Stiblitz, a Nobel prize winner in economics, has published an opinion piece in the Daily News: Egypt's only Independent Newspaper in English. (Right, not the NY Times, not the Washington Post, no the LA Times, but in an Egyptian newspaper. What's with that? Oh... he published it under Project Syndicate, but I guess there aren't a lot of US media outlets interested, so it gets published in Egypt as a "major outlet" for the academics under the aegis of Project Syndicate.)
Read the whole thing, but here is the key point:
And this bit from earlier in the article is well worth pondering:...even if Obama and other world leaders do everything right, the US and the global economy are in for a difficult period. The question is not only how long the recession will last, but what the economy will look like when it emerges.
Will it return to robust growth, or will we have an anemic recovery, à la Japan in the 1990’s? Right now, I cast my vote for the latter, especially since the huge debt legacy is likely to dampen enthusiasm for the big stimulus that is required. Without a sufficiently large stimulus (in excess of 2 percent of GDP), we will have a vicious negative spiral: a weak economy will mean more bankruptcies, which will push stock prices down and interest rates up, undermine consumer confidence, and weaken banks. Consumption and investment will be cut back further.
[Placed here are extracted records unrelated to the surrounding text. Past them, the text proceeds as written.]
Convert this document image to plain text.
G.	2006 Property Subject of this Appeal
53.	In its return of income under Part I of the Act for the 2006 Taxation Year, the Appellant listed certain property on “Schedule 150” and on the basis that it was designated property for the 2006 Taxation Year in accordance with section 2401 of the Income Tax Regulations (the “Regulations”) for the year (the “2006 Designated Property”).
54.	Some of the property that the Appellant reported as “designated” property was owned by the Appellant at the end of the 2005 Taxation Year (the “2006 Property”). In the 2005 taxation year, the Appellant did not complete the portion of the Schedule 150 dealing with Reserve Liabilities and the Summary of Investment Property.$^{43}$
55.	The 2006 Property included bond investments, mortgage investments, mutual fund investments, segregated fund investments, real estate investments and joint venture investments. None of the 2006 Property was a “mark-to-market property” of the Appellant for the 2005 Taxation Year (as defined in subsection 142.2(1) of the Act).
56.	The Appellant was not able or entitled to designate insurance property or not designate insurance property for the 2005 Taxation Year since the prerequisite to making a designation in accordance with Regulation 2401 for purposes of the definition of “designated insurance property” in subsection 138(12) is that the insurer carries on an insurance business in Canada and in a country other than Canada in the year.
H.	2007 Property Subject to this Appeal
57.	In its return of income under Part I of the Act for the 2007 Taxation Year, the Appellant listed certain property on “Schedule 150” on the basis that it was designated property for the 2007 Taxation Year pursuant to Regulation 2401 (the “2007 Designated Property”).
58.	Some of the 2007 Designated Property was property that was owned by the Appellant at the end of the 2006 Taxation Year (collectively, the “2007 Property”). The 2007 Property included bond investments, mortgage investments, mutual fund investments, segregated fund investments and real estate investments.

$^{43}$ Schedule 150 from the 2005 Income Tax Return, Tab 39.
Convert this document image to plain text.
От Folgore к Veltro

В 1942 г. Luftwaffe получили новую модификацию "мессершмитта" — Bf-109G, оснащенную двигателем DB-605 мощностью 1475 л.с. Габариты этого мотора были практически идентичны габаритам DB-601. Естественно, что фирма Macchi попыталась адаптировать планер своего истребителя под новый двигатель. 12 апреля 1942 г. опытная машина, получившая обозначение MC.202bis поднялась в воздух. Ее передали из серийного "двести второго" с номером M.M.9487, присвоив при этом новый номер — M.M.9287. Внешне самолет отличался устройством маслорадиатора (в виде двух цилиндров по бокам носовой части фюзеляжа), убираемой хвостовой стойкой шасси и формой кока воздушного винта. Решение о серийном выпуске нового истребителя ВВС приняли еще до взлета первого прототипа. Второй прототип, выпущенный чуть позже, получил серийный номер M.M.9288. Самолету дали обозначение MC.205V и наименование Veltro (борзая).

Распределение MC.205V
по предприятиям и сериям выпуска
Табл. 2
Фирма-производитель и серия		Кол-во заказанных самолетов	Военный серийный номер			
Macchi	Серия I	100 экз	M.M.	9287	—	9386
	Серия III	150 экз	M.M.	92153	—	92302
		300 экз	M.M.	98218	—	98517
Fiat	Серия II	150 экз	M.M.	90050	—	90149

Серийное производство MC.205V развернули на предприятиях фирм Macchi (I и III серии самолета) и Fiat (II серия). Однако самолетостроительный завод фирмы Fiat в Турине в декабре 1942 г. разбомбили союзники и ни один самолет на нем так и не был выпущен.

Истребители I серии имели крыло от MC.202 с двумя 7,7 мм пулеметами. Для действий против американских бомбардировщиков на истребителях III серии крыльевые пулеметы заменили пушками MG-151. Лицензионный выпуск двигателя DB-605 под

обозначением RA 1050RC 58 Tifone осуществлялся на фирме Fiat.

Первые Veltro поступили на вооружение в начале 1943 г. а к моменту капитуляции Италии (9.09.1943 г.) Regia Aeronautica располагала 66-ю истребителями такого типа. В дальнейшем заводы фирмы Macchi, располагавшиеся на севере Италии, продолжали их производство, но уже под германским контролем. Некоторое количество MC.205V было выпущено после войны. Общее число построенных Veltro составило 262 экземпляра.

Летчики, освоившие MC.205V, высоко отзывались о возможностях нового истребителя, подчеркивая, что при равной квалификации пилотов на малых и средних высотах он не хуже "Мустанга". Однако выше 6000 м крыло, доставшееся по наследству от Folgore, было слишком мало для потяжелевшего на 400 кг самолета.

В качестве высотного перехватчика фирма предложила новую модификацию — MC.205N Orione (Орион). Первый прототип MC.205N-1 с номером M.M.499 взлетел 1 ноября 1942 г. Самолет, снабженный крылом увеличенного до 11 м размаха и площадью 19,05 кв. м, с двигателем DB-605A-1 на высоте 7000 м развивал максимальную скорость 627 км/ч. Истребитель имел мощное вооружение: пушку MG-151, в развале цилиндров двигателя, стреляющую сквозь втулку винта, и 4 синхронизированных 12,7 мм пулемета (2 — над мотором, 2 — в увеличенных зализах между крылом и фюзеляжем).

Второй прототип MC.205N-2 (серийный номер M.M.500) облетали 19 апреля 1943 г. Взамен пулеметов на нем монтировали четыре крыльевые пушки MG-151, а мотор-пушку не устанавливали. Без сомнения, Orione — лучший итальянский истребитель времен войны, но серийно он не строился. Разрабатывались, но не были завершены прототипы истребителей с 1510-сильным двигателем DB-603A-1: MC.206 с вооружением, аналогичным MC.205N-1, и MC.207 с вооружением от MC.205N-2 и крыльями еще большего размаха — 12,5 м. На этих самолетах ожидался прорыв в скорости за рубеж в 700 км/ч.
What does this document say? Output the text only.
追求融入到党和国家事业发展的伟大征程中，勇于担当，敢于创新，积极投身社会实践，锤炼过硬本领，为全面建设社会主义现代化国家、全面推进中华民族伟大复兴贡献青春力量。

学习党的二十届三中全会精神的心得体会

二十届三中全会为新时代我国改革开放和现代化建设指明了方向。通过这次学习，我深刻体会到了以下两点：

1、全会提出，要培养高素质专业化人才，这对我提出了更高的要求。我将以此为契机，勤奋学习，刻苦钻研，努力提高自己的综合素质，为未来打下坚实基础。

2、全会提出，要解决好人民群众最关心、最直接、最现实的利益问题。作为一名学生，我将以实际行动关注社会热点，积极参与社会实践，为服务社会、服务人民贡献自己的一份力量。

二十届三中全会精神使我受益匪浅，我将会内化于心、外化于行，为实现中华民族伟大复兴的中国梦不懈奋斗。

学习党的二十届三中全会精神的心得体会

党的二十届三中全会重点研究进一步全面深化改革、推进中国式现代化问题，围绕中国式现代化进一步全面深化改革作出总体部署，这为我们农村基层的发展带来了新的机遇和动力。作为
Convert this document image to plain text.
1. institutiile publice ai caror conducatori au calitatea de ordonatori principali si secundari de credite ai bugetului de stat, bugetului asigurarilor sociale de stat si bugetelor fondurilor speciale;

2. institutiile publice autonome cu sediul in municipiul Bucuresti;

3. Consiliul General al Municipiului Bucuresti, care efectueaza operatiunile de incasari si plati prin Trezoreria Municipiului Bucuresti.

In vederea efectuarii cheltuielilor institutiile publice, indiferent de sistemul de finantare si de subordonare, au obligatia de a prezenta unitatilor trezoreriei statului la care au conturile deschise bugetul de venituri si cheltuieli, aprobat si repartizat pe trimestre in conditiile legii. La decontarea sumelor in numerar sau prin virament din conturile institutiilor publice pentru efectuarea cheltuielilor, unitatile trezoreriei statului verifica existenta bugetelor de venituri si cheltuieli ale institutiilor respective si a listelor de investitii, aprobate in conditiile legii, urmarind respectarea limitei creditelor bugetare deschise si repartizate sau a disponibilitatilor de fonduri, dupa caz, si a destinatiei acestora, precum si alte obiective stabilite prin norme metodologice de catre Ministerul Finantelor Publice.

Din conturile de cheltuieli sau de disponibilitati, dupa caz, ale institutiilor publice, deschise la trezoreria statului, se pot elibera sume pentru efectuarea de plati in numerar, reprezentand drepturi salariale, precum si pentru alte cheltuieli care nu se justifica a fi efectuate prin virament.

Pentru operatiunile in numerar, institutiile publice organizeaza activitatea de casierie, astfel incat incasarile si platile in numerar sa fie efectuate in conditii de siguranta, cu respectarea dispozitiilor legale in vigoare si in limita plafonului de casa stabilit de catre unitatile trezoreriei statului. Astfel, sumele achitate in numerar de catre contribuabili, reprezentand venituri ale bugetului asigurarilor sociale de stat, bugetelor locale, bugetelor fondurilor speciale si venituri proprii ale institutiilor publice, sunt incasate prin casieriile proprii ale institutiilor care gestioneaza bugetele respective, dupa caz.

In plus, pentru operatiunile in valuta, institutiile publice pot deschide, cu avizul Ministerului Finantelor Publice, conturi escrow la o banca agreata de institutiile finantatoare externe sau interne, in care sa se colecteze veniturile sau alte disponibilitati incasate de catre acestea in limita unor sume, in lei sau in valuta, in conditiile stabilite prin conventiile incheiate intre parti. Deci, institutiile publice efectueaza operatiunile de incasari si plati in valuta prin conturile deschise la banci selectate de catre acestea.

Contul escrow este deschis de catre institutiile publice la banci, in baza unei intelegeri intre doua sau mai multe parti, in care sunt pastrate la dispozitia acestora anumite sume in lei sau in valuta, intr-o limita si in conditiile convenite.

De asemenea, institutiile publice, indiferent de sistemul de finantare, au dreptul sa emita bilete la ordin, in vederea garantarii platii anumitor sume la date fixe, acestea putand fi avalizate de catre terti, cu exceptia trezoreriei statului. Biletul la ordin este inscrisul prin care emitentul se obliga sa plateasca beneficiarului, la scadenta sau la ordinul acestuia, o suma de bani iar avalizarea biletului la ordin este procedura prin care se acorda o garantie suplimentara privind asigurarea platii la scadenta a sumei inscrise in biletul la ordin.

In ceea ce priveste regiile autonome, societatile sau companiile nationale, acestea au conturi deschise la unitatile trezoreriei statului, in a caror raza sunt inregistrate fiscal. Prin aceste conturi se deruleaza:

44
Many Wall Street financiers, having received their gobs of cash, are returning to their fiscal religion of low deficits. It is remarkable how, having proven their incompetence, they are still revered in some quarters. What matters more than deficits is what we do with money; borrowing to finance high-productivity investments in education, technology, or infrastructure strengthens a nation’s balance sheet.
Economists are good at identifying underlying forces, but they are not so good at timing. The dynamics are, however, much as anticipated. America is still on a downward trajectory for 2009 — with grave consequences for the world as a whole.
For example, as their tax revenues plummet, state and local governments are in the process of cutting back their expenditures. American exports are about to decline. Consumer spending is plummeting, as expected. There has been an enormous decrease in (perceived) wealth, in the trillions, with the decline in house and stock prices. Besides, most Americans were living beyond their means, using their houses, with their bloated values, as collateral. That game is up.
America would be facing these problems even if it were not simultaneously facing a financial crisis. America’s economy had been supercharged by excessive leveraging; now comes the painful process of de-leveraging.
Excessive leveraging, combined with bad lending and risky derivatives, has caused credit markets to freeze. After all, when banks don’t know their own balance sheets, they aren’t about to trust others’.
The Bush administration didn’t see the problems coming, denied that they were problems when they came, then minimized their significance, and, finally, panicked. Guided by one of the architects of the problem, Hank Paulson, who had advocated for deregulation and allowing banks to take on even more leveraging, it was no surprise that the administration veered from one policy to another – each strategy supported with absolute conviction, until minutes before it was abandoned for another. Even if confidence really were all that mattered, the economy would have sunk.